Stearns County Judge William Cashman granted Minnesota Attorney General Keith Ellison’s request for a restraining order Monday. The judge ordered Schiffler not to defy Gov. Tim Walz’s executive order that forbids in-person dining at state bars and restaurants.

“Don’t tell me this is about money,” Schiffler told the crowd gathered outside his bar. “This never has been about money. It’s about freedom. It’s about opening our bars, you guys. It’s about opening our restaurants, our salons.”

He handed out to-go menus to the crowd, and thanked them for their support, saying he’ll still need it.

“This is a fight for the small businesses," he said.

Minnesota’s 52-day stay-at-home order, put in place in March to slow the spread of the coronavirus, expired Sunday night, but bars and restaurants are still required to offer takeout only. Schiffler said in a Facebook video posted Sunday that the hospitality industry has suffered enough during the pandemic.

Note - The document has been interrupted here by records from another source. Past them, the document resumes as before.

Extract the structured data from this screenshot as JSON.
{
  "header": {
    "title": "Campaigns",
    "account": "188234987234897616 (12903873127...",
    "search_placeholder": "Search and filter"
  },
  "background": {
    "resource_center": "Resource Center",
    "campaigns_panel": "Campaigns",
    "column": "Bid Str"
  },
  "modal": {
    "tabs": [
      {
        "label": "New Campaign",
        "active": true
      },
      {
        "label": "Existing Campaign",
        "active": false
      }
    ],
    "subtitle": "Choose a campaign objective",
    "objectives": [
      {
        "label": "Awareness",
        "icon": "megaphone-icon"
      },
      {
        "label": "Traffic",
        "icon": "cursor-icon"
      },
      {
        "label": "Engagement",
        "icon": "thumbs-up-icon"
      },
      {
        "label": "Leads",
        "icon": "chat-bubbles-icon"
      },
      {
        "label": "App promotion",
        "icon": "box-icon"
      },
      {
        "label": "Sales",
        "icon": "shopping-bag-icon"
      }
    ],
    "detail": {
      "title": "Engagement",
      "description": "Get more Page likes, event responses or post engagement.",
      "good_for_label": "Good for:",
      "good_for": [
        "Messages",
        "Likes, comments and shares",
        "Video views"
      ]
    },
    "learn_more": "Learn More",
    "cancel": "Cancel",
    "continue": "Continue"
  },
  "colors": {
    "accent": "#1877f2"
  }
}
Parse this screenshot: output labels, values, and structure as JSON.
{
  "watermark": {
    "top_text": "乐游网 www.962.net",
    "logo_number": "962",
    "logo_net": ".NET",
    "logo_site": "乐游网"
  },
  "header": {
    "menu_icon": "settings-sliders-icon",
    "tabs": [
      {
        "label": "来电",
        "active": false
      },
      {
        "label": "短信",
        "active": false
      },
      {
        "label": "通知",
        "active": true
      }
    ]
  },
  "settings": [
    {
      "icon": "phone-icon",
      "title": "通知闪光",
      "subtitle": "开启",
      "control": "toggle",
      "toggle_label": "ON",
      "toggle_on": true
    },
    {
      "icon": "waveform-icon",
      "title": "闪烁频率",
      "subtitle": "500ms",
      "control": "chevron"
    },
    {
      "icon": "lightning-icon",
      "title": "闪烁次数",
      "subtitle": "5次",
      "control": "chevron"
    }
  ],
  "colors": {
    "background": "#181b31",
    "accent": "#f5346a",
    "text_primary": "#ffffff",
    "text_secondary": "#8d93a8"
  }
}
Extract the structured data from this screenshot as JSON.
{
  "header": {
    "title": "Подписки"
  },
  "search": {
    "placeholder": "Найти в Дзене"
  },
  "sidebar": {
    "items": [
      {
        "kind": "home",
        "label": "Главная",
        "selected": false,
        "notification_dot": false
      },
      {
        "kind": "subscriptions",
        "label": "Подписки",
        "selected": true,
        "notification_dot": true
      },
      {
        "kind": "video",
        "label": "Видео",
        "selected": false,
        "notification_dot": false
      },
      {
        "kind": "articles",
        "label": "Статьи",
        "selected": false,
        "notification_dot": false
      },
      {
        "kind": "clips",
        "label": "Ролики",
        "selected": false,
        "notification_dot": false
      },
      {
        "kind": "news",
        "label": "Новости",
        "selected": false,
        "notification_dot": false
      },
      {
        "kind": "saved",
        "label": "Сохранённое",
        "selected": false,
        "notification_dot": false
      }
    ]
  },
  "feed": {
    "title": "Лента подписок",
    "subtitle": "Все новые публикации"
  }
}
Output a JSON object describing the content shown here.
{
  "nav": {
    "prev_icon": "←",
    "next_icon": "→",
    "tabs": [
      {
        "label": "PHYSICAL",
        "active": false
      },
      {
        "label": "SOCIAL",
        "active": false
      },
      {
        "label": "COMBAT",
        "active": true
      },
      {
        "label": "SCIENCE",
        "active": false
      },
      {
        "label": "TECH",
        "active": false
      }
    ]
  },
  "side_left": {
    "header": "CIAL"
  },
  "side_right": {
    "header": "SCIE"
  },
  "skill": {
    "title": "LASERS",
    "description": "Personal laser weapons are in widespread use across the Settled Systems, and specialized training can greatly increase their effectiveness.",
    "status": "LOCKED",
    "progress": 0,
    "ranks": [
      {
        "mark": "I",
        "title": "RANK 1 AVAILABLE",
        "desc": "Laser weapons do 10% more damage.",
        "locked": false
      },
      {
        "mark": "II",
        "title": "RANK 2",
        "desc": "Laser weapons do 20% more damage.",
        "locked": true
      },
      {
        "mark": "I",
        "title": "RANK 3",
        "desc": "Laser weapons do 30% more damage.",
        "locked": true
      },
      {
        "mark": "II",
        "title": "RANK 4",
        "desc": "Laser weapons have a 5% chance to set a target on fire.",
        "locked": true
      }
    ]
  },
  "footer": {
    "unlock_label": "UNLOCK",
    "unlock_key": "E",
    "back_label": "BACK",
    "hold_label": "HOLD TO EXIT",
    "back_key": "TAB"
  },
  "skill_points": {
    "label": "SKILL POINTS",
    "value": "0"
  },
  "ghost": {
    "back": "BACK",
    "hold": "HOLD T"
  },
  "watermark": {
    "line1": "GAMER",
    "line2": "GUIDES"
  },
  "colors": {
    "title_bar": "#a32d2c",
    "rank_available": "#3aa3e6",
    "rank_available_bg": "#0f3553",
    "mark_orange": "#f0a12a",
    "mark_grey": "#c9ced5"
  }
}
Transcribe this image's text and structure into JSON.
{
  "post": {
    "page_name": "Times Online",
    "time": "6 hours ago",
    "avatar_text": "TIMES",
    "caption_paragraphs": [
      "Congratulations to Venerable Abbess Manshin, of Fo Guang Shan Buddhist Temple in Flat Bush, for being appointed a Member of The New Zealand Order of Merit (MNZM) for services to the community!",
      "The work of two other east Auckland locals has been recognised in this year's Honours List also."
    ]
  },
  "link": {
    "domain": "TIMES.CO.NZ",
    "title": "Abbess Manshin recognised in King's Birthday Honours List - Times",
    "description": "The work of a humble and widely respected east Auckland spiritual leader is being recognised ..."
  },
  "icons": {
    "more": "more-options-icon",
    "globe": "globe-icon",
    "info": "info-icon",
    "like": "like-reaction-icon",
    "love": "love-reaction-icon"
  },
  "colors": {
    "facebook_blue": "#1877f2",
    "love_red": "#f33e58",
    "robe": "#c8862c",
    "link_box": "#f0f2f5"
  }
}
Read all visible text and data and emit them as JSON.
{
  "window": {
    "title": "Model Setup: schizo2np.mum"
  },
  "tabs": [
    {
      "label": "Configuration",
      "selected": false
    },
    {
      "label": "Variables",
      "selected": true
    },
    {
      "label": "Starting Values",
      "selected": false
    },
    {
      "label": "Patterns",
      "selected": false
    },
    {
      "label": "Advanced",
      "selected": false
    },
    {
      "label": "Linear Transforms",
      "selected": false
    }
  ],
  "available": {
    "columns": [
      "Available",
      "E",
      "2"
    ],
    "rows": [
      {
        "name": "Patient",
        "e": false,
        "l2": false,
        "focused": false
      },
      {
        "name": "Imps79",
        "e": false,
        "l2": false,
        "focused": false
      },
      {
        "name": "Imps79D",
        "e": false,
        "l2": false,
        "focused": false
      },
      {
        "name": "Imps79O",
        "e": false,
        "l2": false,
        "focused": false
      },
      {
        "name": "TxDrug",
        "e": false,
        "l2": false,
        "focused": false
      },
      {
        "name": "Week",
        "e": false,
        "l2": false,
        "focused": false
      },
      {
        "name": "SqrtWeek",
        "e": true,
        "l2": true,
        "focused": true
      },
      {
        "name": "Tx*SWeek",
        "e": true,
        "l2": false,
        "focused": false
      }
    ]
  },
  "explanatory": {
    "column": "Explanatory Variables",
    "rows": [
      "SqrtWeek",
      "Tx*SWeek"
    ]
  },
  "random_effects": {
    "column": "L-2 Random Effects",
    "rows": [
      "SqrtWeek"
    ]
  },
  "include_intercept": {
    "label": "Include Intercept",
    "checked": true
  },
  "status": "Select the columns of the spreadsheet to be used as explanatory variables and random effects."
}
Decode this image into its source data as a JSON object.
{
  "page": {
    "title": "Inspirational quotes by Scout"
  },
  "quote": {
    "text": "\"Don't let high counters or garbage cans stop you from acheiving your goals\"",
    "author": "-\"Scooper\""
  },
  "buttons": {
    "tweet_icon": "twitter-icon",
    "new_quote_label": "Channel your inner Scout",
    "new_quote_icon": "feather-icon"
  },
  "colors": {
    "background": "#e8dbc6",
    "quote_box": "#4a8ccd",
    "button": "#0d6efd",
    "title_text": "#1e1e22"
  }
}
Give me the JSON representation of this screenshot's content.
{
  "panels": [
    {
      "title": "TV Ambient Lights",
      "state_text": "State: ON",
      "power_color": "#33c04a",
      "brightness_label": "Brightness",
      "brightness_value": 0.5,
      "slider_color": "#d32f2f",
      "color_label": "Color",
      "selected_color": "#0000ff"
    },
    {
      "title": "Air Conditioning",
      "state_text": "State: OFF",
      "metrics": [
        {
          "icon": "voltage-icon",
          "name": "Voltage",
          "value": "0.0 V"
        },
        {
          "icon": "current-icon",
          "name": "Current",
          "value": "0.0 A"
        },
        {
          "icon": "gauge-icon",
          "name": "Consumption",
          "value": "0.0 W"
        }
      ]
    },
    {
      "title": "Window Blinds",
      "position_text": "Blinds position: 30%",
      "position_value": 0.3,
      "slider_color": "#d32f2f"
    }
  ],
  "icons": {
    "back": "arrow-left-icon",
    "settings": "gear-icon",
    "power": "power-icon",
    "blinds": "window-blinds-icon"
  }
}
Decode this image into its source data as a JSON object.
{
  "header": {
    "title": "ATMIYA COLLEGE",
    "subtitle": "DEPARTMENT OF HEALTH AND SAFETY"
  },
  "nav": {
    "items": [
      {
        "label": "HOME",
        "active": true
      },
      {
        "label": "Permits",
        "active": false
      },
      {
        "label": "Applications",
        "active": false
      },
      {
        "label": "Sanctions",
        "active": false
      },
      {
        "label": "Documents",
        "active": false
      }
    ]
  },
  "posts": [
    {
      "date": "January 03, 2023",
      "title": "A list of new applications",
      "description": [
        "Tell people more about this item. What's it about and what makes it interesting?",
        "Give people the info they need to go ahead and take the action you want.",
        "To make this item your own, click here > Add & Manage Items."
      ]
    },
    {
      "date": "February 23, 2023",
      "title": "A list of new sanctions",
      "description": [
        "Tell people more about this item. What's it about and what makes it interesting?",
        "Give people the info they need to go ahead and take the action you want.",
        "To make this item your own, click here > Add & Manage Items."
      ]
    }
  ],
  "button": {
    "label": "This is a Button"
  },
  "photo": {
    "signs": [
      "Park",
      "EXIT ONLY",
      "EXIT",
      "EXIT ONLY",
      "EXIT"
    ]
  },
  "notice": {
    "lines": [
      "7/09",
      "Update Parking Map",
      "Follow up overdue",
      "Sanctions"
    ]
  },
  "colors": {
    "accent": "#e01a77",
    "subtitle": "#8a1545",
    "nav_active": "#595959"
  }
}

He’s raised nearly $175,000 on a GoFundMe site to challenge the state.

“We are using it for our attorney, but our attorney’s fight right now is to get rid of the whole thing, not just bars and restaurants,” Schiffler said in the video. “We’re talking salon owners, and houseboat owners and resort owners. Every kind of small business. These guys, everybody’s ready to go. We’re prepared.”

A line of people form around a restaurant.
Supports of Shady's Hometown Tavern line Railroad Ave. in Albany, Minn. in anticipation that owner Kris Schiffler would open his establishment Monday.
Paul Middlestaedt for MPR News

Watching from across the street were Pete Desautel and Janet Desmarais of Albany, who own a car dealership in nearby Avon. They said they support Schiffler because the stay-at-home order was unfairly hurting small business owners.“

Either you close them all, or you open them all, period,” Desautel said. “You can’t let big-box stores and everybody else get rich during this while these guys are suffering.”

“I see every day multiple businesses choosing to close their doors because they cannot sustain [being closed],” Desmarais said. “And that’s what you hate seeing.”

Ellison asked in a Stearns County District Court filing for an emergency injunction and a $25,000 fine to prevent Schiffler from opening.

Stearns County has seen the second-highest number of confirmed COVID-19 cases in the state, behind only Hennepin County.

A statement issued by Ellison on Sunday said his office has already warned a handful of other bar owners not to defy the state’s order closing bars and restaurants.

Ellison said most have indicated they will comply.

“My office has the duty to enforce the law and the Governor’s order, to protect Minnesotans’ health, and to protect businesses that are complying with the order from unfair competition. I take that duty seriously,” Ellison said in the statement.

Republicans in the state House of Representatives sent Ellison a letter urging him not to fine people defying the order.

“At a time when the federal government is trying desperately to help our businesses, it appears our Attorney General's office is threatening to keep them down,” said the letter from Republicans, led by Rep. Ron Kresha, of Little Falls. The letter says lawmakers may consider deducting the proceeds of any fines from the attorney general’s budget the next time it comes before the Legislature.

A court hearing is scheduled for Friday in the case.